Restaurant operators reacted with alarm and shock at the suddenness of this decision; particularly since the department offered no evidence that anyone had ever been made sick by this cooking process.

Department spokesmen explained that the ban was not prompted by any determination that the process itself is dangerous. It was due to the fact that the department had never established guidelines that allowed them to test and evaluate kitchen staff as to whether or not they have been properly trained for what they say is really a food manufacturing method.

The low temperatures that are a necessity in sous vide cooking are not sufficient to absolutely ensure that microbe contamination will be killed off. The fear is that improperly trained employees may make mistakes during the vacuum sealing process that could result in such contamination.

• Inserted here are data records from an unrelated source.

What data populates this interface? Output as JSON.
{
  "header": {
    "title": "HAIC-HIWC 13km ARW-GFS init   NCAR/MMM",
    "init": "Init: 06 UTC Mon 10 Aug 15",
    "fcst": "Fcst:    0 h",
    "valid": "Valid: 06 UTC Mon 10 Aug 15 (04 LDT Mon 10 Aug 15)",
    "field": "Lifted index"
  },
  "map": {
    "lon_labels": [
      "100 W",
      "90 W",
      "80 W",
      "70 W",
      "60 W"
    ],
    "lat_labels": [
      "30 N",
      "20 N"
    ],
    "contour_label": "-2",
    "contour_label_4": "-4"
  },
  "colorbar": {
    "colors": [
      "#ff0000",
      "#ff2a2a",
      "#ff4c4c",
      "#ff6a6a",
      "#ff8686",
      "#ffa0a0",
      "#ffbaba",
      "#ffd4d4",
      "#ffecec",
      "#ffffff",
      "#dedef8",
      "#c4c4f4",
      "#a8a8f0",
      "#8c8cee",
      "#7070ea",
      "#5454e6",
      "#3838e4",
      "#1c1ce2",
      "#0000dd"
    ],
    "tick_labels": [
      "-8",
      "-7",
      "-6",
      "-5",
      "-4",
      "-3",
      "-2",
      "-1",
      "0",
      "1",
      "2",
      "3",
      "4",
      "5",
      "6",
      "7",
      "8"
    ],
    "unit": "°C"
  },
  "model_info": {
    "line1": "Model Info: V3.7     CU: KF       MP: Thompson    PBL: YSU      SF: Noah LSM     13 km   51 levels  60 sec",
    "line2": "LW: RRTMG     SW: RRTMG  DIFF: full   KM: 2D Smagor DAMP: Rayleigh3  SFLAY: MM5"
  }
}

Once the health department establishes their guidelines, it's expected that New York chefs will be allowed to return to their sous vide methods. However, the department isn't the only government agency that has expressed health concerns. The U.S. Food and Drug Administration is also on record warning of potential dangers associated with this cooking technique.

The FDA acknowledges that food products are better protected from contaminants when they've been vacuum sealed. But they caution that unless proper procedures are followed during the sealing process, the package could potentially be contaminated with the bacteria that causes Botulism.

It's important not to discount both the cost and health concerns. Despite that, though, sous vide appears to have a bright future in our industry.

Indeed, it's easy to conceive of a day in the not so distant future when restaurants like yours will be offering trademarked dishes direct from the kitchens of the world's most renowned chefs.